Who can forget Obama coming into office promising not to be swayed in his decisions by the 24 hour news cycle? Yet here we are, just eighteen months later, watching this administration fire an employee based on an incomplete film clip and doing so without benefit of a hearing because they wanted her out before Glenn Beck began his show on the day in question.
According to Sherrod, she was given no chance to explain herself. “They asked me to resign. And, in fact, they harassed me,” she said about a series of phone calls from USDA Deputy Under Secretary Cheryl Cook. Sherrod was in the middle of a long road trip, but pulled over after Cook insisted that she write her resignation via Blackberry. She remembers being told, “You’re going to be on Glenn Beck tonight.
Via Huffington Post
This White House has a personnel problem – one that is brought into stark relief by Ms. Sherrod’s situation.
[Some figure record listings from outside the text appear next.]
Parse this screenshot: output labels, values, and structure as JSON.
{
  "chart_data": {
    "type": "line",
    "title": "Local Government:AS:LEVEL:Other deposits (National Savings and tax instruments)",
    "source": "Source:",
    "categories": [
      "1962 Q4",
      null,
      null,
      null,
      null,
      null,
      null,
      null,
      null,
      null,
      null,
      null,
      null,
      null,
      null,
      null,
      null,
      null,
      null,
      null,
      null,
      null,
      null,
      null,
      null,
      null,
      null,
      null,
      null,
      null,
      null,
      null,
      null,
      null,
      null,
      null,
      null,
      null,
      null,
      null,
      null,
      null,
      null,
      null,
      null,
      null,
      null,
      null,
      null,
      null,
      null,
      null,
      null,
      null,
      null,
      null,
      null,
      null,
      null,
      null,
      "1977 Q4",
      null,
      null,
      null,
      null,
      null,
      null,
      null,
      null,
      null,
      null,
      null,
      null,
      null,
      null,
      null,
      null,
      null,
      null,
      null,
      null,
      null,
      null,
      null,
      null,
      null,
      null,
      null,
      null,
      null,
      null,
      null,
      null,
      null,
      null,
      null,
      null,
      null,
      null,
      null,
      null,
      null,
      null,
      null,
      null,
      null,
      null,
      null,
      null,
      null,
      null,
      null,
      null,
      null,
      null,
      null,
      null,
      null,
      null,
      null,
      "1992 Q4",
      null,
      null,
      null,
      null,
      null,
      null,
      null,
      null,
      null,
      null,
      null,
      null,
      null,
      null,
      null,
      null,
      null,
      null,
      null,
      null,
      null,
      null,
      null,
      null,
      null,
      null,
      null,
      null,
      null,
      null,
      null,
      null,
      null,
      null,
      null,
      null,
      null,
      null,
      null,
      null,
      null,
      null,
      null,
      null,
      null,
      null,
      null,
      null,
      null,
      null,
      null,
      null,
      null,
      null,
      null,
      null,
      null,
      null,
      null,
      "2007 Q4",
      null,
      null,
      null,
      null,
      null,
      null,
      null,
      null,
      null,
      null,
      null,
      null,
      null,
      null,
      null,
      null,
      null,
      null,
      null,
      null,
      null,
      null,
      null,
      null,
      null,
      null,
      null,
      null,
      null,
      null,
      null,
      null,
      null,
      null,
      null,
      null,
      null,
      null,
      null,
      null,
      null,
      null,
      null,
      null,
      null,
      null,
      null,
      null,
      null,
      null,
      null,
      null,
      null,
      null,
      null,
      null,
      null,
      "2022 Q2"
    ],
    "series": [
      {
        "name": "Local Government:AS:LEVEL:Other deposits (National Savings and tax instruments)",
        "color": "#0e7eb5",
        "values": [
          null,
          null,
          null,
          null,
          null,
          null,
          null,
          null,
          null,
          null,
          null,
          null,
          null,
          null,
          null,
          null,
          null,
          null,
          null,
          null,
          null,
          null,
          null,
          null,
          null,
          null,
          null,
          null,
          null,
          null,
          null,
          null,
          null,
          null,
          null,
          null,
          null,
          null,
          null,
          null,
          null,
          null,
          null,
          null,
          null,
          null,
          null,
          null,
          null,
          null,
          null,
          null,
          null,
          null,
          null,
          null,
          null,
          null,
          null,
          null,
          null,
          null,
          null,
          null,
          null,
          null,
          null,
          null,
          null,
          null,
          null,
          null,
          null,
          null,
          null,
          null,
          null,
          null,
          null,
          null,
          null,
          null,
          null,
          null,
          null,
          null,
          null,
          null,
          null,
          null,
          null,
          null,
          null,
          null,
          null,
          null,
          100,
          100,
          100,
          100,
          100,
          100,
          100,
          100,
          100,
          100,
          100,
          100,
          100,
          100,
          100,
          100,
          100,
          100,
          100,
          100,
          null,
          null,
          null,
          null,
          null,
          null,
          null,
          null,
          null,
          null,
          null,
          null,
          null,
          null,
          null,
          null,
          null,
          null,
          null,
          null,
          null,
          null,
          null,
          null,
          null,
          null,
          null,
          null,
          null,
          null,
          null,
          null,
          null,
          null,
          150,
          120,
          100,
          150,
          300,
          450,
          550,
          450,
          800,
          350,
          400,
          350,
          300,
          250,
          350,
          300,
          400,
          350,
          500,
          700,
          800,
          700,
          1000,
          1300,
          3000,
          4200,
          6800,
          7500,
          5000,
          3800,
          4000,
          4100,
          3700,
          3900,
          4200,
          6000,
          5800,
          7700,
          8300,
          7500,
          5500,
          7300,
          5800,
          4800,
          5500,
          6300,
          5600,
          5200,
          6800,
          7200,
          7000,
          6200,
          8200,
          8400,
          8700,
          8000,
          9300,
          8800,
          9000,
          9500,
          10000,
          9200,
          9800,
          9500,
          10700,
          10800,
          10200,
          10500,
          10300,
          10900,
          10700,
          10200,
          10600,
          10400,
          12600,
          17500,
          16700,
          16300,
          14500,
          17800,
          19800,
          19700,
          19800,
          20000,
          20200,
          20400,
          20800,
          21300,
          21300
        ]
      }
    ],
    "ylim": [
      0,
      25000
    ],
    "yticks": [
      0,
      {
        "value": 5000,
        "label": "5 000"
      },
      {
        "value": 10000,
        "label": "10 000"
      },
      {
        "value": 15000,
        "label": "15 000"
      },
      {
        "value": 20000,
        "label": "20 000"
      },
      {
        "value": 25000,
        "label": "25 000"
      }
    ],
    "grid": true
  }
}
And while the firing of a USDA state director may not rise to the importance of health care and bank reform … Afghanistan and Iraq… or any number of critical policy issues that the President must deal with each day, sometimes the smaller things present the largest opportunities. President Obama should take advantage of this latest screw-up to make some management changes in his organization before the Obama White House becomes someone else’s White House.
It’s no secret that I like and admire the President. However, there are many people I like and admire whom I would never consider putting in charge of my business, which brings us to the next rule of good management – surround yourself with top notch people. No boss can be everywhere all the time. If you don’t have competent folks helping to run the store, the store is going to fail.
This president is in bad need of chief operating officer – and he needs to find one quickly because, as much as it pains me to say it, failing a more competent management team in this White House, I can only come to conclusion that Barack Obama may be better cut out for the life of a legislator where we can all benefit from his many talents without burdening him with the responsibilities of management and administration that come with the job of being the nation’s chief executive.